Los Angeles International Airport issued a statement this year explicitly announcing that the airport was OK with anyone carrying less than an ounce. At Boston’s Logan International, officials hew the same laissez-faire line, according to the Boston Globe. Recreational use became legal this year in Massachusetts.
But those leaving Colorado should exercise more caution. At Denver International, passengers are asked to surrender any canna-goodies before boarding. They run the risk of confiscation if they don’t, said an airport spokesman.
Patrick Nightingale, a criminal defense attorney who represents marijuana cases in Pittsburgh, said he’s unaware of any arrests at the Iron City’s jet hub, “and my friend is a magistrate who covers that airport.”

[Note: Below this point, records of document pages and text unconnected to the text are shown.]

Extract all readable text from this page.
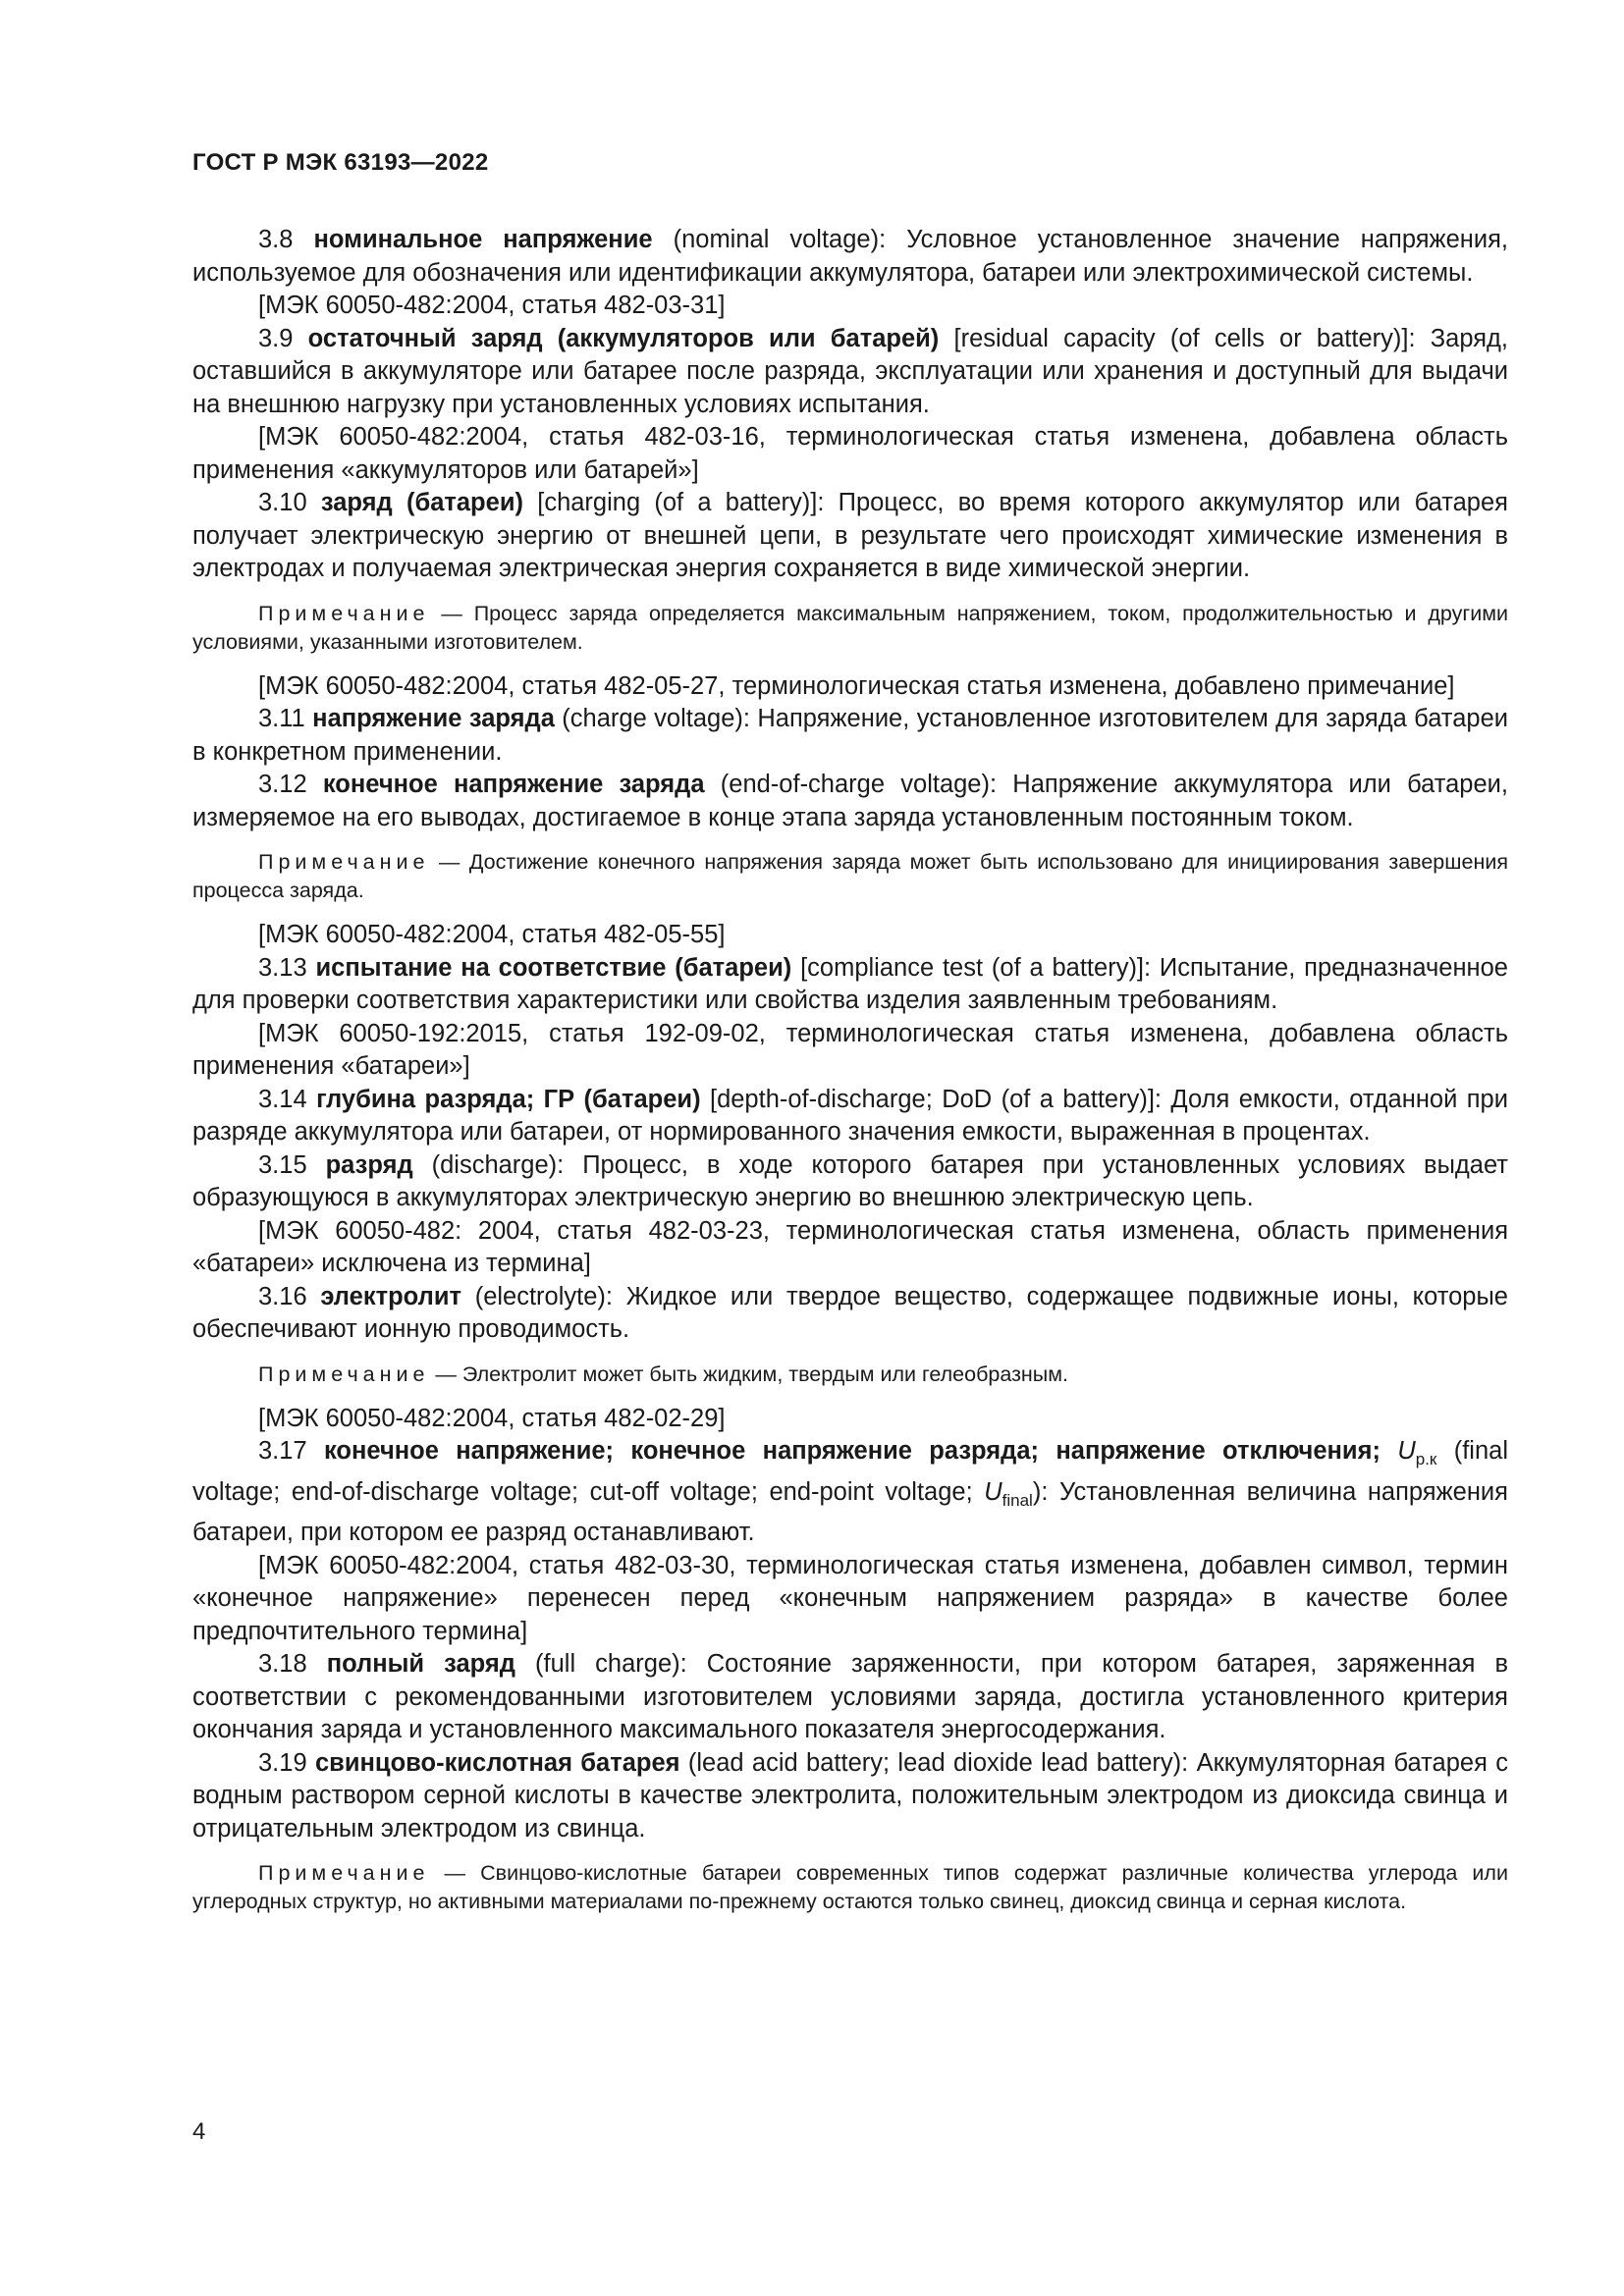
ГОСТ Р МЭК 63193—2022

3.8 номинальное напряжение (nominal voltage): Условное установленное значение напряжения, используемое для обозначения или идентификации аккумулятора, батареи или электрохимической системы.

[МЭК 60050-482:2004, статья 482-03-31]

3.9 остаточный заряд (аккумуляторов или батарей) [residual capacity (of cells or battery)]: Заряд, оставшийся в аккумуляторе или батарее после разряда, эксплуатации или хранения и доступный для выдачи на внешнюю нагрузку при установленных условиях испытания.

[МЭК 60050-482:2004, статья 482-03-16, терминологическая статья изменена, добавлена область применения «аккумуляторов или батарей»]

3.10 заряд (батареи) [charging (of a battery)]: Процесс, во время которого аккумулятор или батарея получает электрическую энергию от внешней цепи, в результате чего происходят химические изменения в электродах и получаемая электрическая энергия сохраняется в виде химической энергии.

Примечание — Процесс заряда определяется максимальным напряжением, током, продолжительностью и другими условиями, указанными изготовителем.

[МЭК 60050-482:2004, статья 482-05-27, терминологическая статья изменена, добавлено примечание]

3.11 напряжение заряда (charge voltage): Напряжение, установленное изготовителем для заряда батареи в конкретном применении.

3.12 конечное напряжение заряда (end-of-charge voltage): Напряжение аккумулятора или батареи, измеряемое на его выводах, достигаемое в конце этапа заряда установленным постоянным током.

Примечание — Достижение конечного напряжения заряда может быть использовано для инициирования завершения процесса заряда.

[МЭК 60050-482:2004, статья 482-05-55]

3.13 испытание на соответствие (батареи) [compliance test (of a battery)]: Испытание, предназначенное для проверки соответствия характеристики или свойства изделия заявленным требованиям.

[МЭК 60050-192:2015, статья 192-09-02, терминологическая статья изменена, добавлена область применения «батареи»]

3.14 глубина разряда; ГР (батареи) [depth-of-discharge; DoD (of a battery)]: Доля емкости, отданной при разряде аккумулятора или батареи, от нормированного значения емкости, выраженная в процентах.

3.15 разряд (discharge): Процесс, в ходе которого батарея при установленных условиях выдает образующуюся в аккумуляторах электрическую энергию во внешнюю электрическую цепь.

[МЭК 60050-482: 2004, статья 482-03-23, терминологическая статья изменена, область применения «батареи» исключена из термина]

3.16 электролит (electrolyte): Жидкое или твердое вещество, содержащее подвижные ионы, которые обеспечивают ионную проводимость.

Примечание — Электролит может быть жидким, твердым или гелеобразным.

[МЭК 60050-482:2004, статья 482-02-29]

3.17 конечное напряжение; конечное напряжение разряда; напряжение отключения; $U_{р.к}$ (final voltage; end-of-discharge voltage; cut-off voltage; end-point voltage; $U_{final}$): Установленная величина напряжения батареи, при котором ее разряд останавливают.

[МЭК 60050-482:2004, статья 482-03-30, терминологическая статья изменена, добавлен символ, термин «конечное напряжение» перенесен перед «конечным напряжением разряда» в качестве более предпочтительного термина]

3.18 полный заряд (full charge): Состояние заряженности, при котором батарея, заряженная в соответствии с рекомендованными изготовителем условиями заряда, достигла установленного критерия окончания заряда и установленного максимального показателя энергосодержания.

3.19 свинцово-кислотная батарея (lead acid battery; lead dioxide lead battery): Аккумуляторная батарея с водным раствором серной кислоты в качестве электролита, положительным электродом из диоксида свинца и отрицательным электродом из свинца.

Примечание — Свинцово-кислотные батареи современных типов содержат различные количества углерода или углеродных структур, но активными материалами по-прежнему остаются только свинец, диоксид свинца и серная кислота.

4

“Interdiction is a different thing. That’s where people are flying with pounds of cannabis or thousands of dollars in drug money,” Nightingale said. “But me flying out of Pittsburgh International with a personal amount of [marijuana] medication has never been an issue. I still wouldn’t advise a client to try that. But if you’re going to do it, be cautious and discreet, unless you enjoy becoming involved with local or federal authorities.”
Returning to Philadelphia with cannabis on a domestic flight is rarely a problem. Arriving on an international flight with weed comes with a higher degree of risk.
Passengers returning from overseas must pass through a federal inspection station, said Steve Sapp, spokesman for Customs and Border Protection (CBP).
“Federal law applies,” Sapp said. “And the U.S. government regards all marijuana as strictly illegal.”
CBP catches a “couple of dozen” international passengers every year trying to enter the country with cannabis or paraphernalia.
“I wouldn’t say it happens every day,” Sapp said. "We have a flight that comes from Amsterdam, and we often have a German shepherd or a Belgian Malinois there to greet it. People come in with edibles. hash, small amounts of weed. There are flights from Jamaica and Mexico that are also on our radar.
“We seize whatever they have, the weed grinders or pipes. We issue a Zero Tolerance Penalty, which usually comes with a $500 fine, but it can be more,” Sapp said. “It’s not an epidemic or a huge issue. I think most people are smart enough to realize to leave that stuff behind.”
The Pennsylvania Department of Health advises medical marijuana patients to take the same precautions they would as if they were driving: Patients carrying cannabis medicines should make certain to have the original receipt; keep the medicine in its original container; and always carry the state-issued patient card, said department spokesperson Nate Wardle.
“The laws of the air are not regulated by individual states,” said Wardle. “Anyone using medical marijuana must keep federal law in mind when flying.”